The millionth pure battery electric new car has been registered in the UK, industry figures show.

This milestone was reached in January, the Society of Motor Manufacturers and Traders (SMMT) said.

Only around 674,000 pure battery electric cars were licensed for use in the UK by the end of 2022.


(PA Graphics)

The SMMT expects pure battery electrics to account for more than one in five new cars registered this year.

The Government’s zero emission vehicles (ZEV) mandate means at least 22% of new cars sold by each manufacturer in the UK this year must be zero emission, which generally means battery electric vehicles.

This threshold will rise annually until it reaches 100% by 2035.

The SMMT is calling on the Treasury to temporarily halve VAT on new pure battery electric cars to encourage more people to make the switch from conventionally fuelled vehicles.

Mike Hawes, SMMT chief executive, said: “It’s taken just over 20 years to reach our million EV milestone but with the right policies, we can double down on that success in just another two.
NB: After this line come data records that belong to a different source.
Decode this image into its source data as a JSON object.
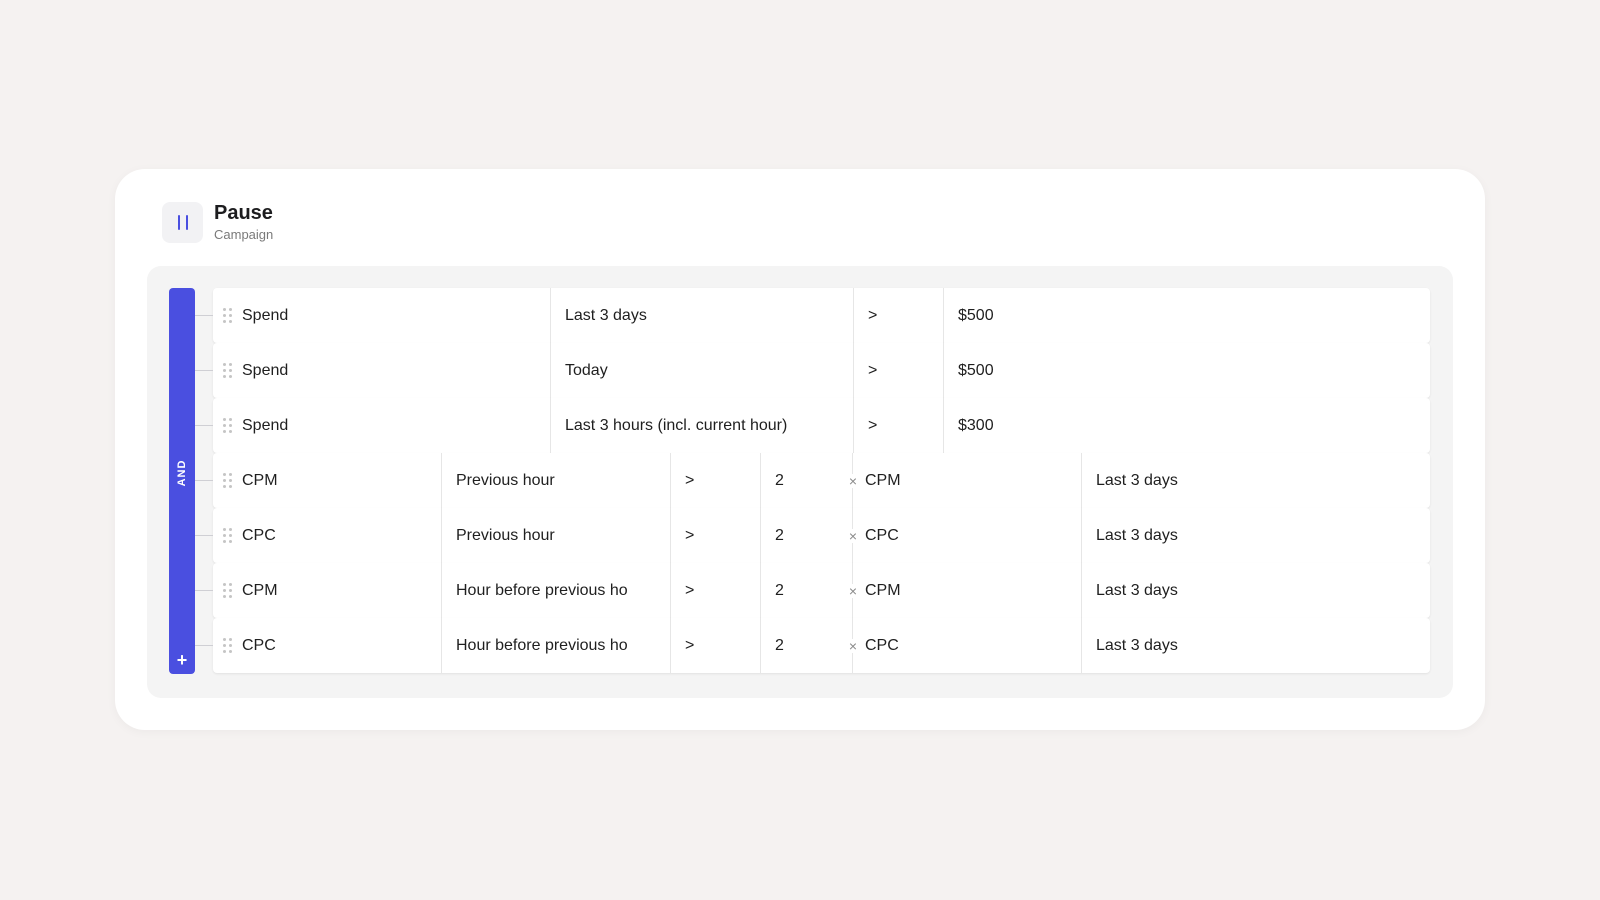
{
  "header": {
    "action_title": "Pause",
    "action_subtitle": "Campaign"
  },
  "group": {
    "operator": "AND",
    "add_label": "+"
  },
  "rows": [
    {
      "metric": "Spend",
      "period": "Last 3 days",
      "operator": ">",
      "value": "$500"
    },
    {
      "metric": "Spend",
      "period": "Today",
      "operator": ">",
      "value": "$500"
    },
    {
      "metric": "Spend",
      "period": "Last 3 hours (incl. current hour)",
      "operator": ">",
      "value": "$300"
    },
    {
      "metric": "CPM",
      "period": "Previous hour",
      "operator": ">",
      "multiplier": "2",
      "times": "×",
      "compare_metric": "CPM",
      "compare_period": "Last 3 days"
    },
    {
      "metric": "CPC",
      "period": "Previous hour",
      "operator": ">",
      "multiplier": "2",
      "times": "×",
      "compare_metric": "CPC",
      "compare_period": "Last 3 days"
    },
    {
      "metric": "CPM",
      "period": "Hour before previous ho",
      "operator": ">",
      "multiplier": "2",
      "times": "×",
      "compare_metric": "CPM",
      "compare_period": "Last 3 days"
    },
    {
      "metric": "CPC",
      "period": "Hour before previous ho",
      "operator": ">",
      "multiplier": "2",
      "times": "×",
      "compare_metric": "CPC",
      "compare_period": "Last 3 days"
    }
  ],
  "colors": {
    "accent": "#4a4fe0",
    "background": "#f5f2f1",
    "card": "#ffffff",
    "panel": "#f4f4f4"
  }
}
“Market growth is currently dependent on businesses and fleets.

“Government must, therefore, use the upcoming Budget to support private EV buyers, temporarily halving VAT to cut carbon, drive economic growth and help everyone make the switch.

“Manufacturers have been asked to supply the vehicles. We now ask Government to help consumers buy the vehicles on which net zero depends.”

Ian Plummer, commercial director at online vehicle marketplace Auto Trader, said: “Britain’s millionth new electric vehicle sale is a real milestone moment for the market.

“Considering the pressure on car manufacturers to meet a 22% electric vehicle sales target under the ZEV (zero-emission vehicles) mandate this year, it’s a good time to be an electric vehicle buyer with some manufacturers offering EV discounts as high as 40%.

“Electric vehicles may account for one in five sales this year, but there is still more ministers can do.

“Equalising the VAT on private and public charging points would boost running-cost savings and encourage more people to make the switch to electric.”

SMMT figures show 142,876 new cars were registered last month, an 8.2% increase from January 2023.

The Government announced on Monday that schools in England will be able to apply for grants to buy and install electric vehicle chargers.

State-funded schools and other learning institutions will have access to a grant providing up to 75% of the cost to install chargers, with funding available for up to £2,500 per socket.

The chargers would be available for staff and visitors, but Department for Transport officials said the scheme could also help schools generate revenue by making the power outlets accessible to the public.